22 of 26 people found the following review helpful:
4.0 out of 5 stars
A private disintegration on the public stage,
By A Customer
This review is from: Thousand and One Night Stands: The Life of Jon Vincent (Paperback)
Just as "Wonder Bread ..." detailed the rapid rise and just as rapid fatal fall of gay porn icon Joey Stefano, so it goes here with H.A. Carson's treatment of Jon Vincent, another gay porn actor who also crossed over into bisexual films. Endowed with the handsomeness that only billboards are made for and a body to match, Vincent used both to wrangle his way to fortune and fame (no pun). Once there, however, according to Carson, Vincent, like so many others in the apparent cut-throat adult film business, obviously found fame, money and envy either unfulling or too much to handle. Either way, heroin became Vincent's comfort, and his business of sex became nothing more than a mechanical, emotionless state of being with the hope for love being so elusive as not even to be dreamable. With the heroin, Vincent went the only way that an addiction goes if not arrested: downward, in all its poverty, isolation, maybe well-intentioned but half-hearted attempts at sobriety and, sometimes mercifully, death. In the end, Vincent lost his battle to heroin, and his story in this book comes across more as one of decline and fall in a public profession and the torment of heroin addiction and less a psyco-biography to explain the reason for Vincent's (and others') self-destruction.

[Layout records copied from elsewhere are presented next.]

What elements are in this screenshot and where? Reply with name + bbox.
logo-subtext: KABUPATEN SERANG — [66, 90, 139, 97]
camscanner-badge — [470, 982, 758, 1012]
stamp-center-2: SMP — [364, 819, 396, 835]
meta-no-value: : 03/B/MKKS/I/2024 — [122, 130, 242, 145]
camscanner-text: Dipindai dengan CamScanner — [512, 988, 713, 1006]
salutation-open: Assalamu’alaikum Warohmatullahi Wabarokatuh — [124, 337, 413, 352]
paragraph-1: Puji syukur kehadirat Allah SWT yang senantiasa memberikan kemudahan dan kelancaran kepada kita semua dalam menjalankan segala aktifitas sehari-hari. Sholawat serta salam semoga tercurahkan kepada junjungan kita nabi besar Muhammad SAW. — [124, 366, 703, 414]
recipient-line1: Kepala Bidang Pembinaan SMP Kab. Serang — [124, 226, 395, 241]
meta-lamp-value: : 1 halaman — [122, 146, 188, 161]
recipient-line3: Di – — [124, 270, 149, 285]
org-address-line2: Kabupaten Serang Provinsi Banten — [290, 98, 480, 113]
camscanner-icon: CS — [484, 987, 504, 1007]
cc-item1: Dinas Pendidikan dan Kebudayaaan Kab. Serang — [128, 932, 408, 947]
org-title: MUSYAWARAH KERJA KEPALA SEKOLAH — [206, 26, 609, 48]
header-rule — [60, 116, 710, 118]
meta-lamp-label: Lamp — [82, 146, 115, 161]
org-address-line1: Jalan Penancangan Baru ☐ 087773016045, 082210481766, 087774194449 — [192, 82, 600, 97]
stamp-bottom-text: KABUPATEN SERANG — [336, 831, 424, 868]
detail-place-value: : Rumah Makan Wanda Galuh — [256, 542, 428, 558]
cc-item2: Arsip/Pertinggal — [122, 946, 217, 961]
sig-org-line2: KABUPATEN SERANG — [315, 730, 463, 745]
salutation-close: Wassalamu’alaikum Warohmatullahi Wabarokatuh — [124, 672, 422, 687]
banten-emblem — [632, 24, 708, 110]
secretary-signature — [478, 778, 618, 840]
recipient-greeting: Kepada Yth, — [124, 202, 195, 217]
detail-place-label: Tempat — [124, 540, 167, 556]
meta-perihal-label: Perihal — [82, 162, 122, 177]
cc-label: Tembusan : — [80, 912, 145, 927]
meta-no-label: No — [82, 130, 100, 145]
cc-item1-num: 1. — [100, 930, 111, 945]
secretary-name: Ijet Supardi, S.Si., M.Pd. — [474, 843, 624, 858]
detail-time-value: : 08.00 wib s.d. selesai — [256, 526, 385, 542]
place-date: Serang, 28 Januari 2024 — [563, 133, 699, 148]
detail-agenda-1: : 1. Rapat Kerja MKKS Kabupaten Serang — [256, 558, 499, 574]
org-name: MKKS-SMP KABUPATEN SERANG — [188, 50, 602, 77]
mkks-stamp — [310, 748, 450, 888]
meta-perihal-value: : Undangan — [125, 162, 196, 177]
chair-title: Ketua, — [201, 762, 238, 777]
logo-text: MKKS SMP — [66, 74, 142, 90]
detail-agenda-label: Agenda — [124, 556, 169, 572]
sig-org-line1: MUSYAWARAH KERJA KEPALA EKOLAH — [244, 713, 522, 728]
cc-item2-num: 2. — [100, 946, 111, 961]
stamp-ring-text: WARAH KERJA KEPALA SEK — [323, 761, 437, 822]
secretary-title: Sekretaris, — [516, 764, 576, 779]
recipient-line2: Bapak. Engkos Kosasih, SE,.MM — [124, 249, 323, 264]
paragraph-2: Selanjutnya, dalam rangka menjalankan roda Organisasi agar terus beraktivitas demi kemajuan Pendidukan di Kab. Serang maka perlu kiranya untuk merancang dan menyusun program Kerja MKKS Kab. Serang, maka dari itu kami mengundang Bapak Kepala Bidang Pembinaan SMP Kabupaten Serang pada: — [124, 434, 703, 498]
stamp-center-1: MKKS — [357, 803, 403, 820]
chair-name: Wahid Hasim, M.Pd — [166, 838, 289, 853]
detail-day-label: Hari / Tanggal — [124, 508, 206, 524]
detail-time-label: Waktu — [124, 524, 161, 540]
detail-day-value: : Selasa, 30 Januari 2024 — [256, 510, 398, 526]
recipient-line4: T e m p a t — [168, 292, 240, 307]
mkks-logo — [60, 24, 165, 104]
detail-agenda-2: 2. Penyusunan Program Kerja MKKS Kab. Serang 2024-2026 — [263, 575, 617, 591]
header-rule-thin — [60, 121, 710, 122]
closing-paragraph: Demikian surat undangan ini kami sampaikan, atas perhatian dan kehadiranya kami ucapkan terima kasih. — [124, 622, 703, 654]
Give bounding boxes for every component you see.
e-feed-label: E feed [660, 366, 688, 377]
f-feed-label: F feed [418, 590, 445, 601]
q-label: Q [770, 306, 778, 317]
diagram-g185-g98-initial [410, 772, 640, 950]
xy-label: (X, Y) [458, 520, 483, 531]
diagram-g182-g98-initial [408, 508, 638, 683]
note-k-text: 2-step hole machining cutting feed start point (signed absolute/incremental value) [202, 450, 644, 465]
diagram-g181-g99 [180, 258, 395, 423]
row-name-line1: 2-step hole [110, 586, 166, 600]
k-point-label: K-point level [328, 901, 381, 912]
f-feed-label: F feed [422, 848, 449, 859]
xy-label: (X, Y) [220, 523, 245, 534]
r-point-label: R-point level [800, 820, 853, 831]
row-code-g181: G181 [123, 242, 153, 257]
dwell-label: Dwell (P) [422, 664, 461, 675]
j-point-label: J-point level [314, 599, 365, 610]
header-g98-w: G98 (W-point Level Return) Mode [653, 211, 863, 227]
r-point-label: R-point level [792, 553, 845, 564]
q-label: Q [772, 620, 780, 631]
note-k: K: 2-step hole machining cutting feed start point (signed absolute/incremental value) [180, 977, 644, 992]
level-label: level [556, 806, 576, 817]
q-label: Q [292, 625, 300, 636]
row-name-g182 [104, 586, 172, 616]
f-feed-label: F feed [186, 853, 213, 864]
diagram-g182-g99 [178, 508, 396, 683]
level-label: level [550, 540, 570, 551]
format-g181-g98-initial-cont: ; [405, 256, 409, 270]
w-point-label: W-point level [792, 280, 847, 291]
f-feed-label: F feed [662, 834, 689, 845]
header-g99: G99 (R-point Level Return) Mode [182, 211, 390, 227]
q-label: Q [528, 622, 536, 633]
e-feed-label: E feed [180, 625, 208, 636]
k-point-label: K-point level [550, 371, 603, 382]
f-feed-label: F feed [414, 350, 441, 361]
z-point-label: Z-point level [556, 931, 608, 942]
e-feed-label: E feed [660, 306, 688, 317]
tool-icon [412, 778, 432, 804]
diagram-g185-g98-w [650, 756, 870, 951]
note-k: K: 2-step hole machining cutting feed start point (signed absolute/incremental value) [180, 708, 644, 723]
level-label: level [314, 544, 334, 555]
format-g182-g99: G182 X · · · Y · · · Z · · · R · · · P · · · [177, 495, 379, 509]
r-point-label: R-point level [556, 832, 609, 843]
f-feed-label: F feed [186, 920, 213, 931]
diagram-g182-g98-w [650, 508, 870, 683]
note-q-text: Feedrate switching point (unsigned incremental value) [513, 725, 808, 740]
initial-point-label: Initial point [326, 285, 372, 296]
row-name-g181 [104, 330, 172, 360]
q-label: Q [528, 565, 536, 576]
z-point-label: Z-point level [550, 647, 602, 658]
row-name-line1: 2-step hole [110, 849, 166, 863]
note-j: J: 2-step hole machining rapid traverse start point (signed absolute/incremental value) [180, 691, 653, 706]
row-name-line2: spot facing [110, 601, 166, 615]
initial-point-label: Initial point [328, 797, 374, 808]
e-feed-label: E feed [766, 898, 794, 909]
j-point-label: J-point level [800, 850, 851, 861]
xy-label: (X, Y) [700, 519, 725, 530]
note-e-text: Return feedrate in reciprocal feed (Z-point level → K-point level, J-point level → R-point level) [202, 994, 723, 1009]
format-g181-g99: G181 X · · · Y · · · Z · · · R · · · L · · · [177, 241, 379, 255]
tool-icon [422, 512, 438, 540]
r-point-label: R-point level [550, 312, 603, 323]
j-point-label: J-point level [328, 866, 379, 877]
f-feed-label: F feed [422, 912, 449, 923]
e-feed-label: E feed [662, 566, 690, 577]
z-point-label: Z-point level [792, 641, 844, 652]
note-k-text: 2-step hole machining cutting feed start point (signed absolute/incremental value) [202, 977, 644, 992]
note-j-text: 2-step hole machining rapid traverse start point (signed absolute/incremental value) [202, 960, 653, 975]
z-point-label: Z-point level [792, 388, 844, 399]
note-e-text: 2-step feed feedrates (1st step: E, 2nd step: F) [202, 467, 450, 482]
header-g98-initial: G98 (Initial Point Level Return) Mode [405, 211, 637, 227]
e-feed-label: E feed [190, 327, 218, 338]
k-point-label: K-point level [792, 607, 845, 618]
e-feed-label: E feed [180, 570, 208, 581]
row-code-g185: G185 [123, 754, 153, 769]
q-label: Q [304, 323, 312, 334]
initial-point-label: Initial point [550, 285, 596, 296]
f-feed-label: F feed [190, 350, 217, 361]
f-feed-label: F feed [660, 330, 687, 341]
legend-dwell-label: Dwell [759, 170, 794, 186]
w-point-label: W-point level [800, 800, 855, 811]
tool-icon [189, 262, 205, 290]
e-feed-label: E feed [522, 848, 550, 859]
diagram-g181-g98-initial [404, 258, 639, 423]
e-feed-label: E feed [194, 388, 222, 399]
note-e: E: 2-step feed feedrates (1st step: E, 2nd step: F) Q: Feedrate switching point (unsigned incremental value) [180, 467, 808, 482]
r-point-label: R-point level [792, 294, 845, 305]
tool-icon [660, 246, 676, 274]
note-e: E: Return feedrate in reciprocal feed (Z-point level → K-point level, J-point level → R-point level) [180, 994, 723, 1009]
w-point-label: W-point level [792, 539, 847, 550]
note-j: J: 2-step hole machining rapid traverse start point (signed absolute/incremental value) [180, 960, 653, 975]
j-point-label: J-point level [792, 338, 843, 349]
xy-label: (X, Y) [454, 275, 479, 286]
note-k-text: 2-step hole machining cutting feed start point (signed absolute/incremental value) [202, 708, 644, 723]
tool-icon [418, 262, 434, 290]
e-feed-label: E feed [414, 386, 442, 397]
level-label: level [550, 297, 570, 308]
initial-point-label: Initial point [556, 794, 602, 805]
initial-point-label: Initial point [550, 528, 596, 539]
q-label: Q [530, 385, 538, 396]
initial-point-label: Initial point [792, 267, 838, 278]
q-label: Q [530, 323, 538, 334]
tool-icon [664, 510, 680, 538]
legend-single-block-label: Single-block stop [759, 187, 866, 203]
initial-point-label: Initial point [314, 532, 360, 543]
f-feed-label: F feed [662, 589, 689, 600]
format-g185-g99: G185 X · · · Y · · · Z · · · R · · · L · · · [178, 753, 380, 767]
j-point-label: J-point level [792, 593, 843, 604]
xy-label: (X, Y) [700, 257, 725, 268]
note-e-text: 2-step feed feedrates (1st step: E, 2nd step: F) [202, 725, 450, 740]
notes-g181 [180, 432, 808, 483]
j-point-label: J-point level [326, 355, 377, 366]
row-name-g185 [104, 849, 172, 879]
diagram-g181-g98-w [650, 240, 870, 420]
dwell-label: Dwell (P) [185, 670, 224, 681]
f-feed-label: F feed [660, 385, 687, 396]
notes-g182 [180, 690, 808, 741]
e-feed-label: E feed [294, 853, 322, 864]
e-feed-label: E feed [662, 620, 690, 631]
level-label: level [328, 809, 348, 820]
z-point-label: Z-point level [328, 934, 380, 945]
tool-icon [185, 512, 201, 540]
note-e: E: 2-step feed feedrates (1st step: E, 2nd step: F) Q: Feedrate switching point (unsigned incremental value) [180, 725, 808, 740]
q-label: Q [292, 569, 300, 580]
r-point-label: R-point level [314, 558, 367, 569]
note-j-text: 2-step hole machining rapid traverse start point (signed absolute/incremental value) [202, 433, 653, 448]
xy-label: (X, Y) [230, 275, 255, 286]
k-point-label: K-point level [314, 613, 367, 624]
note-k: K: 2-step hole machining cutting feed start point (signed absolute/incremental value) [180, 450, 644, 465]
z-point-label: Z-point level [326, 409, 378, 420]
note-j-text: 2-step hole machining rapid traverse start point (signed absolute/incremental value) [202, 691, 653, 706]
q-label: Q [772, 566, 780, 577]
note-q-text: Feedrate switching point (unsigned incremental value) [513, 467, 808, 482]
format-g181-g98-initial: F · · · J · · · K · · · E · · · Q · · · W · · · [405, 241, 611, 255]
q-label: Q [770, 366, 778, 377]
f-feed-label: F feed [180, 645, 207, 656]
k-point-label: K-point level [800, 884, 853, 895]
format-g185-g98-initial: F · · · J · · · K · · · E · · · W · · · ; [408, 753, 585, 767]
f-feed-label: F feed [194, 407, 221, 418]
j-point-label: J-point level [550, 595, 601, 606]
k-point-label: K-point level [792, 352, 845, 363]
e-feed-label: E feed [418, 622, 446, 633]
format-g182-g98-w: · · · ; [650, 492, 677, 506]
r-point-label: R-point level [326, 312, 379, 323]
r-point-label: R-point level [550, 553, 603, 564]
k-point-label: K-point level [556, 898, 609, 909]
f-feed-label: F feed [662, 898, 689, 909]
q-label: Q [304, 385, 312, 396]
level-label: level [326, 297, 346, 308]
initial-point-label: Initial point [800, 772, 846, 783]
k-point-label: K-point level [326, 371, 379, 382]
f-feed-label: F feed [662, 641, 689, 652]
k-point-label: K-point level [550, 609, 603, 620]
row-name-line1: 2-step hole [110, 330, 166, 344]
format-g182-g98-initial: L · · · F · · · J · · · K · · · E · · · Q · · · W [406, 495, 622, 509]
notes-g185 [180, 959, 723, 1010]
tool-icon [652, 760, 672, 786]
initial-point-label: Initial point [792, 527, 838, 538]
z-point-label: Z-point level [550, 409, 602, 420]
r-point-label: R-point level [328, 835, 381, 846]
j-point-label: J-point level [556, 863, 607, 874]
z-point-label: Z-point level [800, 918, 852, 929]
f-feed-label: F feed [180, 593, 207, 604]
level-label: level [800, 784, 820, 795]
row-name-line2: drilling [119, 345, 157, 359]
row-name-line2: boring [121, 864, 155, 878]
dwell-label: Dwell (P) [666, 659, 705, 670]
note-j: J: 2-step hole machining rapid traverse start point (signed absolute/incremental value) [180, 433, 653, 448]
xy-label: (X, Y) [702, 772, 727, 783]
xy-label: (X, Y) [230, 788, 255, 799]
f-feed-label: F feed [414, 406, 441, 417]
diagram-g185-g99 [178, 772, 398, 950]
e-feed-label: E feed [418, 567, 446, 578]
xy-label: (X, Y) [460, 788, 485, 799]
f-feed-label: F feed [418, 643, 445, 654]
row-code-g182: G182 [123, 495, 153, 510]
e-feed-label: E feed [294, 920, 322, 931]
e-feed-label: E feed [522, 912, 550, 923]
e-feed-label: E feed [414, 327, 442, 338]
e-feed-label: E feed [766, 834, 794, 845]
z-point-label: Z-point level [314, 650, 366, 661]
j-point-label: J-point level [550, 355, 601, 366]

Is it the nature of the adult business that directs its performers to drug dependency, or is it an already-present void in the souls of its performers who seek fulfillment in a physically intimate profession? We don't get the answers here, but Carson's book remains an important warning that the demons of a soul in torment will almost always unleash their lethal poison from which few emerge. It is a disturbing but important read, and it might be warning us to pay heed to the caution in the wind.